Le secteur de la logistique et du transport de marchandises s’est grandement complexifié dans plusieurs pays industrialisés au cours des 25 dernières années. Depuis l’avènement du commerce électronique, c’est encore plus marqué. Or, trop d’entreprises québécoises tardent à amorcer le virage technologique qui s’impose. Explications.

Selon Guy Normandeau, directeur général de l’Institut d’innovation en logistique du Québec (IILQ), la Belle Province accuse effectivement du retard dans l’implantation de technologies permettant une plus grande efficacité en matière de logistique et de transport de marchandises.
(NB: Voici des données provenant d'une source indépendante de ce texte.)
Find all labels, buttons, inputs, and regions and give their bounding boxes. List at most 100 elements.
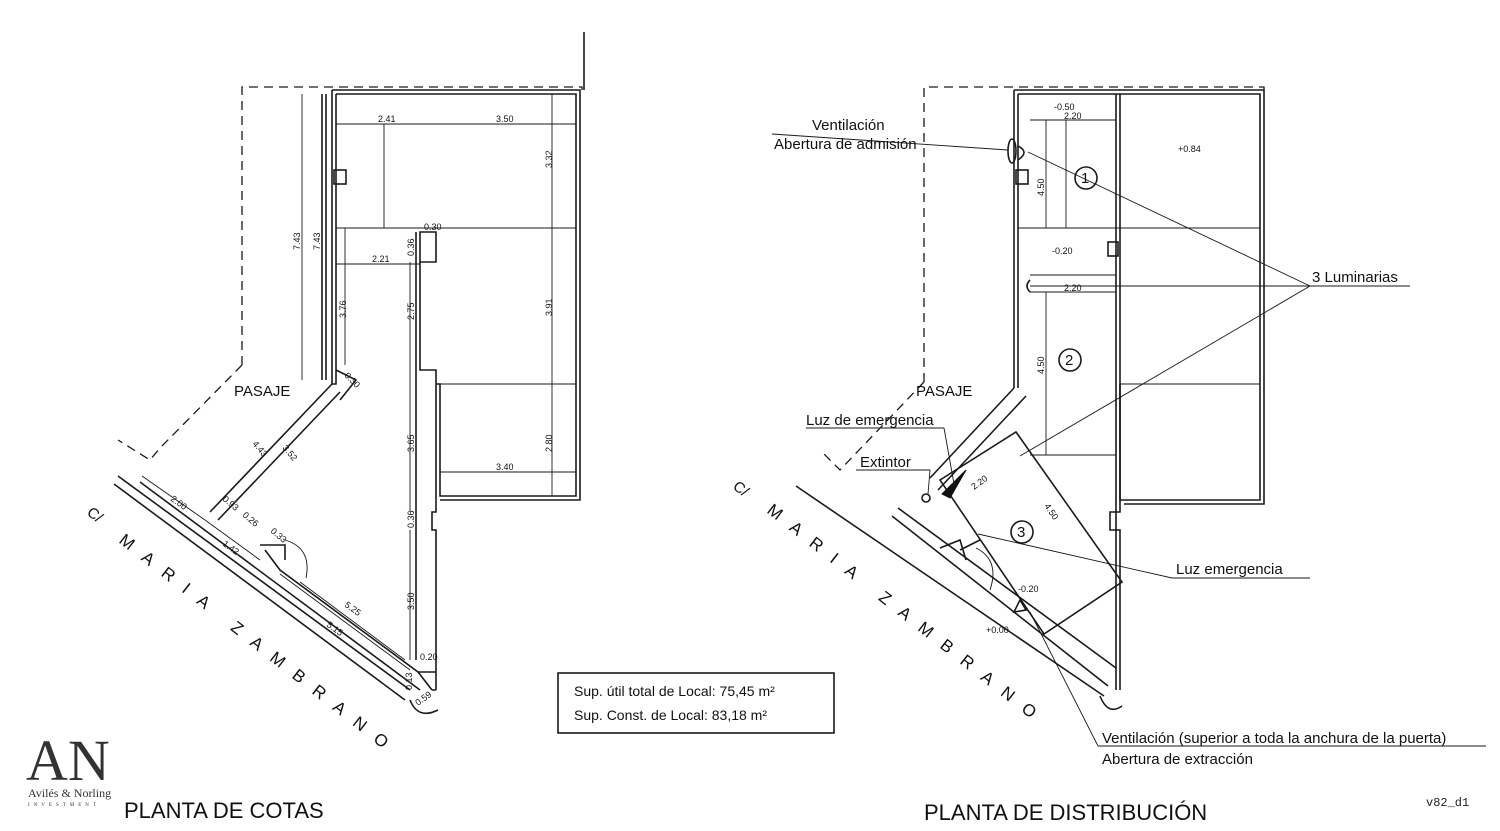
left-diagonal-dashed bbox=[117, 364, 243, 461]
left-boundary-dashed bbox=[241, 86, 583, 365]
dim-label: 3.50 bbox=[496, 114, 514, 124]
left-corner bbox=[335, 369, 358, 401]
dim-label: -0.20 bbox=[1018, 584, 1039, 594]
dim-label: 3.40 bbox=[496, 462, 514, 472]
dim-label: 0.36 bbox=[406, 238, 416, 256]
dim-label: 7.43 bbox=[292, 232, 302, 250]
lamp-icon bbox=[1017, 145, 1025, 161]
dim-label: 0.30 bbox=[424, 222, 442, 232]
dim-label: -0.50 bbox=[1054, 102, 1075, 112]
right-outer-wall bbox=[1018, 93, 1261, 501]
room-marker-2 bbox=[1058, 348, 1082, 372]
dim-label: 7.43 bbox=[312, 232, 322, 250]
vent-exhaust-label-2: Abertura de extracción bbox=[1102, 751, 1253, 768]
right-outer-wall-2 bbox=[1014, 89, 1265, 505]
dim-label: 2.21 bbox=[372, 254, 390, 264]
logo-name: Avilés & Norling bbox=[28, 786, 111, 800]
dim-label: 4.50 bbox=[1042, 502, 1060, 522]
right-inner-wall bbox=[1109, 94, 1121, 690]
dim-label: 4.50 bbox=[1036, 178, 1046, 196]
dim-label: +0.84 bbox=[1178, 144, 1201, 154]
right-pillar bbox=[1107, 241, 1119, 257]
left-left-thin-wall bbox=[321, 94, 327, 380]
dim-label: +0.00 bbox=[986, 625, 1009, 635]
room-marker-1-label: 1 bbox=[1081, 170, 1089, 187]
dim-label: 5.25 bbox=[343, 600, 363, 618]
dim-label: 2.00 bbox=[169, 494, 189, 512]
dim-label: -0.20 bbox=[1052, 246, 1073, 256]
left-left-wall bbox=[331, 90, 337, 385]
dim-label: 0.26 bbox=[241, 510, 261, 529]
left-pasaje-label: PASAJE bbox=[234, 383, 290, 400]
extinguisher-icon bbox=[921, 493, 931, 503]
right-entry-detail bbox=[939, 538, 981, 561]
dim-label: 4.50 bbox=[1036, 356, 1046, 374]
company-logo: AN Avilés & Norling INVESTMENT bbox=[26, 728, 111, 808]
dim-label: 3.76 bbox=[338, 300, 348, 318]
right-door-swing bbox=[975, 547, 994, 591]
right-pasaje-label: PASAJE bbox=[916, 383, 972, 400]
left-street-prefix: C/ bbox=[84, 504, 107, 527]
left-end-wall bbox=[418, 671, 436, 691]
logo-letters: AN bbox=[26, 728, 110, 793]
surface-box: Sup. útil total de Local: 75,45 m² Sup. … bbox=[557, 672, 835, 734]
vent-exhaust-icon bbox=[1012, 598, 1028, 614]
room-marker-3 bbox=[1010, 520, 1034, 544]
luminarias-label: 3 Luminarias bbox=[1312, 269, 1398, 286]
left-dimension-lines bbox=[141, 94, 576, 671]
dim-label: 2.41 bbox=[378, 114, 396, 124]
dim-label: 3.32 bbox=[544, 150, 554, 168]
right-facade-lines bbox=[795, 485, 1117, 697]
lamp-icon bbox=[1026, 279, 1031, 293]
dim-label: 0.20 bbox=[420, 652, 438, 662]
dim-label: 2.75 bbox=[406, 302, 416, 320]
left-facade-lines bbox=[113, 475, 421, 701]
left-plan: 2.41 3.50 3.32 7.43 7.43 0.30 0.36 2.21 … bbox=[84, 32, 585, 823]
left-outer-wall-2 bbox=[332, 89, 581, 501]
emergency-light-label: Luz de emergencia bbox=[806, 412, 934, 429]
dim-label: 0.36 bbox=[406, 510, 416, 528]
leader-lines bbox=[771, 133, 1486, 747]
dim-label: 0.59 bbox=[413, 689, 433, 707]
room-marker-2-label: 2 bbox=[1065, 352, 1073, 369]
right-diagonal-dashed bbox=[819, 381, 925, 471]
extinguisher-label: Extintor bbox=[860, 454, 911, 471]
dim-label: 0.93 bbox=[221, 494, 241, 513]
vent-intake-icon bbox=[1007, 138, 1017, 164]
dim-label: 0.33 bbox=[269, 526, 289, 545]
room-marker-1 bbox=[1074, 166, 1098, 190]
right-corner-curve bbox=[1099, 695, 1123, 711]
room-3-outline bbox=[938, 430, 1124, 636]
right-shaft bbox=[1015, 169, 1029, 185]
left-pillar bbox=[419, 231, 437, 263]
right-boundary-dashed bbox=[923, 86, 1265, 382]
left-diagonal-wall bbox=[209, 383, 341, 521]
dim-label: 3.65 bbox=[406, 434, 416, 452]
dim-label: 4.43 bbox=[250, 439, 269, 459]
surface-line-1: Sup. útil total de Local: 75,45 m² bbox=[574, 683, 775, 699]
left-door-swing bbox=[284, 539, 308, 579]
version-label: v82_d1 bbox=[1426, 796, 1469, 810]
vent-exhaust-label-1: Ventilación (superior a toda la anchura … bbox=[1102, 730, 1446, 747]
right-street-prefix: C/ bbox=[730, 478, 753, 501]
dim-label: 3.91 bbox=[544, 298, 554, 316]
dim-label: 0.30 bbox=[343, 370, 362, 389]
dim-label: 0.13 bbox=[404, 672, 414, 690]
dim-label: 3.52 bbox=[280, 443, 299, 463]
dim-label: 2.80 bbox=[544, 434, 554, 452]
dim-label: 2.20 bbox=[1064, 283, 1082, 293]
right-diagonal-wall bbox=[929, 387, 1027, 491]
vent-intake-label-1: Ventilación bbox=[812, 117, 885, 134]
left-outer-wall bbox=[336, 93, 577, 497]
left-shaft bbox=[333, 169, 347, 185]
logo-tagline: INVESTMENT bbox=[28, 803, 100, 808]
surface-line-2: Sup. Const. de Local: 83,18 m² bbox=[574, 707, 767, 723]
left-door-frame bbox=[260, 544, 439, 715]
emergency-light-label-2: Luz emergencia bbox=[1176, 561, 1283, 578]
right-plan: 1 2 3 -0.50 2.20 +0.84 4.50 -0.20 2.20 4… bbox=[730, 86, 1486, 825]
room-marker-3-label: 3 bbox=[1017, 524, 1025, 541]
left-inner-wall bbox=[415, 232, 437, 690]
dim-label: 2.20 bbox=[1064, 111, 1082, 121]
dim-label: 2.20 bbox=[969, 473, 989, 491]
D’ailleurs, insiste-t-il, on devrait plutôt parler de « chaîne logistique ». « La chaîne logistique va de la livraison de matières premières à un manufacturier jusqu’à l’utilisation d’un produit fini par un client. Ça ne se résume pas au transport de biens et à l’entreposage. »
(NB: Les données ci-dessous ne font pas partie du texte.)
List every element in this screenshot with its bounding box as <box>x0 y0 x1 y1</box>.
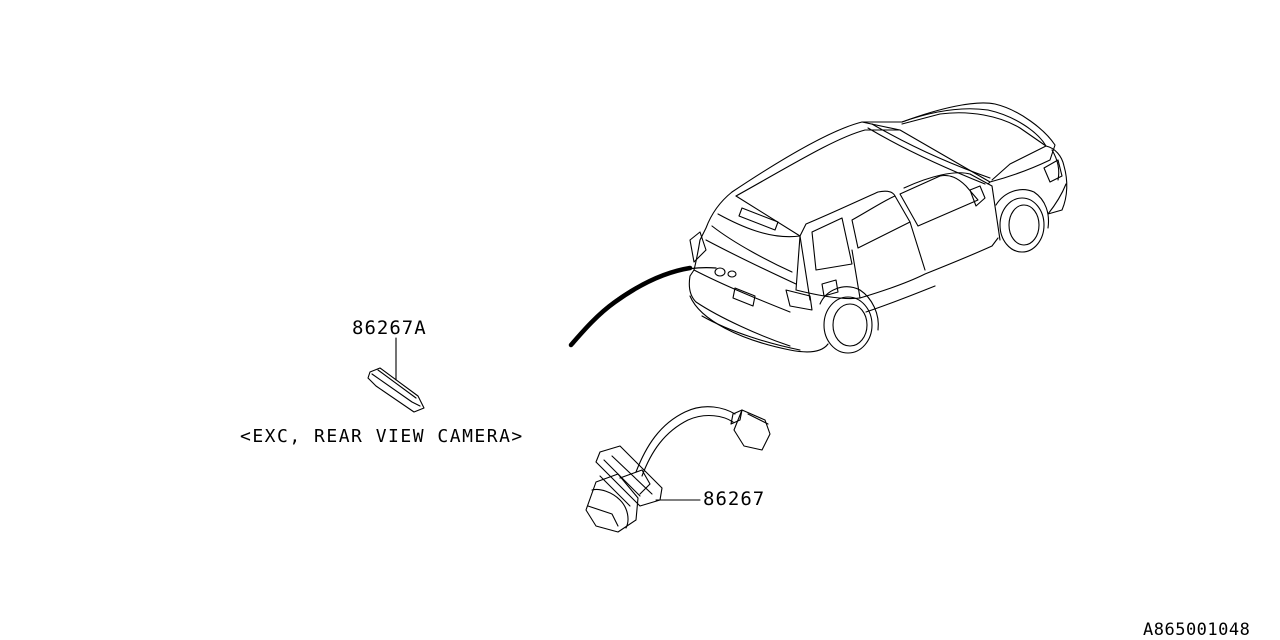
applicability-note: <EXC, REAR VIEW CAMERA> <box>240 426 524 447</box>
harness-leader <box>568 265 717 348</box>
part-number-cover: 86267A <box>352 317 427 339</box>
diagram-id: A865001048 <box>1143 620 1251 640</box>
vehicle-illustration <box>688 102 1068 354</box>
cover-part-illustration <box>367 367 425 413</box>
part-number-camera: 86267 <box>703 488 766 510</box>
camera-part-illustration <box>585 406 771 533</box>
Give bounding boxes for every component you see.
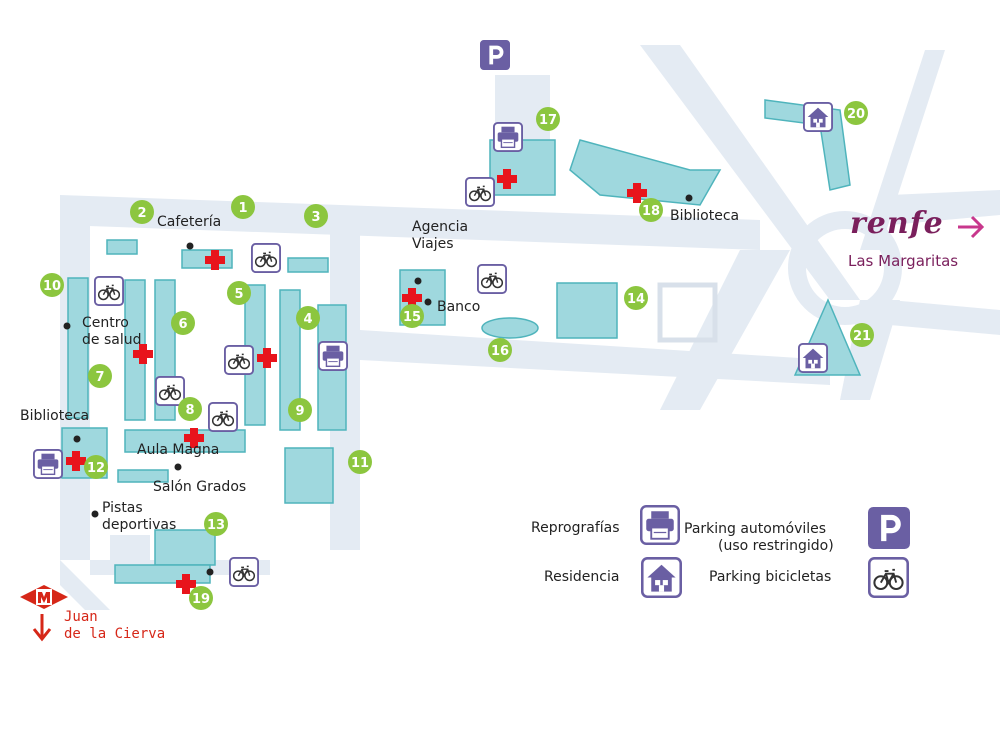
- building-marker-1: [231, 195, 255, 219]
- label-viajes: Viajes: [412, 236, 454, 252]
- metro-icon: [20, 585, 68, 642]
- poi-dots: [63, 194, 693, 576]
- bicycle-parking-icon: [155, 376, 185, 406]
- building-marker-label: 19: [192, 592, 210, 607]
- building-marker-10: [40, 273, 64, 297]
- bicycle-parking-icon: [94, 276, 124, 306]
- residence-icon: [803, 102, 833, 132]
- bicycle-parking-icon: [208, 402, 238, 432]
- building-marker-label: 1: [238, 201, 247, 216]
- label-centro: Centro: [82, 315, 129, 331]
- label-agencia: Agencia: [412, 219, 469, 235]
- building-marker-14: [624, 286, 648, 310]
- building-marker-2: [130, 200, 154, 224]
- legend-parking-auto-sub: (uso restringido): [718, 538, 834, 554]
- car-parking-icon: [480, 40, 510, 70]
- building-marker-label: 11: [351, 456, 369, 471]
- label-biblioteca-north: Biblioteca: [670, 208, 740, 224]
- building-marker-label: 17: [539, 113, 557, 128]
- building-marker-label: 2: [137, 206, 146, 221]
- building-marker-label: 4: [303, 312, 312, 327]
- bicycle-parking-icon: [868, 557, 909, 598]
- building-marker-label: 7: [95, 370, 104, 385]
- label-aula-magna: Aula Magna: [137, 442, 220, 458]
- label-de-salud: de salud: [82, 332, 142, 348]
- building-marker-label: 8: [185, 403, 194, 418]
- label-banco: Banco: [437, 299, 481, 315]
- building-marker-20: [844, 101, 868, 125]
- building-marker-16: [488, 338, 512, 362]
- building-marker-label: 15: [403, 310, 421, 325]
- bicycle-parking-icon: [229, 557, 259, 587]
- square-outline: [657, 282, 718, 343]
- reprography-icon: [318, 341, 348, 371]
- building-marker-label: 18: [642, 204, 660, 219]
- building-marker-19: [189, 586, 213, 610]
- building-marker-17: [536, 107, 560, 131]
- legend-reprografias: Reprografías: [531, 520, 620, 536]
- building-marker-label: 16: [491, 344, 509, 359]
- reprography-icon: [640, 505, 680, 545]
- label-deportivas: deportivas: [102, 517, 177, 533]
- building-marker-label: 14: [627, 292, 645, 307]
- label-cafeteria: Cafetería: [157, 214, 222, 230]
- building-marker-label: 13: [207, 518, 225, 533]
- building-marker-7: [88, 364, 112, 388]
- building-marker-3: [304, 204, 328, 228]
- building-marker-label: 6: [178, 317, 187, 332]
- reprography-icon: [33, 449, 63, 479]
- legend-parking-bici: Parking bicicletas: [709, 569, 832, 585]
- label-biblioteca-west: Biblioteca: [20, 408, 90, 424]
- building-marker-12: [84, 455, 108, 479]
- building-marker-9: [288, 398, 312, 422]
- renfe-logo: renfe: [850, 206, 944, 241]
- residence-icon: [798, 343, 828, 373]
- renfe-arrow-icon: [958, 215, 985, 239]
- building-marker-label: 9: [295, 404, 304, 419]
- building-marker-4: [296, 306, 320, 330]
- label-salon-grados: Salón Grados: [153, 479, 247, 495]
- bicycle-parking-icon: [224, 345, 254, 375]
- building-marker-11: [348, 450, 372, 474]
- building-marker-6: [171, 311, 195, 335]
- building-marker-label: 20: [847, 107, 865, 122]
- building-marker-label: 21: [853, 329, 871, 344]
- residence-icon: [641, 557, 682, 598]
- legend-parking-auto: Parking automóviles: [684, 521, 827, 537]
- bicycle-parking-icon: [465, 177, 495, 207]
- renfe-station-name: Las Margaritas: [848, 252, 959, 270]
- metro-station-line2: de la Cierva: [64, 626, 166, 642]
- building-marker-label: 12: [87, 461, 105, 476]
- building-marker-5: [227, 281, 251, 305]
- building-marker-label: 3: [311, 210, 320, 225]
- bicycle-parking-icon: [477, 264, 507, 294]
- building-marker-18: [639, 198, 663, 222]
- building-marker-13: [204, 512, 228, 536]
- building-marker-8: [178, 397, 202, 421]
- label-pistas: Pistas: [102, 500, 143, 516]
- bicycle-parking-icon: [251, 243, 281, 273]
- building-marker-label: 10: [43, 279, 61, 294]
- reprography-icon: [493, 122, 523, 152]
- building-marker-15: [400, 304, 424, 328]
- legend-residencia: Residencia: [544, 569, 620, 585]
- car-parking-icon: [868, 507, 910, 549]
- building-marker-label: 5: [234, 287, 243, 302]
- building-marker-21: [850, 323, 874, 347]
- metro-station-line1: Juan: [64, 609, 98, 625]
Cette même chaîne logistique est devenue beaucoup plus complexe à partir du moment où les grands donneurs d’ordre (principalement dans l’industrie automobile et le secteur de l’aérospatiale) ont commencé à faire appel à des sous-traitants, qui ont également d’autres sous-traitants, etc.

Le défi du commerce électronique

« Avec l’avènement du commerce électronique, croit le patron de l’IILQ, on a ajouté une charge de travail aux manufacturiers, qui doivent désormais gérer plus de stocks ou préparer des livraisons pour diverses plateformes du web, comme Amazon ou Walmart. Et parfois, c’est le manufacturier lui-même qui doit s’occuper d’expédier la commande directement aux clients. Ça a créé un joli bordel. »

Selon Statistique Canada, environ 6500 entreprises québécoises offrent des services d’impartition en logistique, dont près de la moitié comptent moins de cinq employés.

Cela va du service à la carte jusqu’au service clés en main. Bref, de la simple entreprise de transport à la firme faisant la coordination de tous les acteurs le long de la chaîne logistique.

L’une des meilleures façons de s’adapter à ce nouvel ordre de la logistique est d’implanter des outils technologiques comme des systèmes intégrés de gestion d’entreprise (ou ERP en anglais), d’approvisionnement par internet ou de gestion de transport (TMS). Encore trop de PME québécoises ne disposent pas de tels outils, déplore Guy Normandeau. « Ou, si elles en ont, elles ne les utilisent pas à leur plein potentiel », dit-il.

Le maillon faible du Québec

Dans la grande chaîne logistique québécoise, il semble que le secteur du transport de marchandises soit celui où les technologies de type ERP soient le moins implantées, signale le DG de l’Institut d’innovation en logistique du Québec.

« C’est effectivement l’un des maillons faibles, dit-il. Il y a bien sûr des exceptions, mais la plupart des entreprises sont mal équipées. Il y a encore beaucoup de travail à faire. Cela dit, la logistique est l’un des secteurs où le gouvernement investit le moins. Les manufacturiers reçoivent beaucoup d’aide de l’État. Les entreprises de logistique et de transport ne reçoivent pratiquement rien. À un moment donné, il va y avoir un important clash. »

Marc Cadieux, président de l’Association du camionnage du Québec, reconnaît que bien des éléments doivent être corrigés. « On travaille avec les gens du maritime et du ferroviaire à améliorer les temps d’attente dans les ports et les terminaux, dit-il. Ce n’est pas uniquement l’affaire des camionneurs. »

La pénurie de main-d’œuvre (il manque 4000 camionneurs au Québec) et les problèmes de congestion dans la grande région montréalaise (ils représentent des pertes de 131 millions annuellement) n’aident en rien l’industrie.

« Mais la rareté de la main-d’œuvre est en train de forcer les entreprises de camionnage à se doter d’outils technologiques. Il faut, malgré tout, voir ça comme une opportunité », croit Marc Cadieux.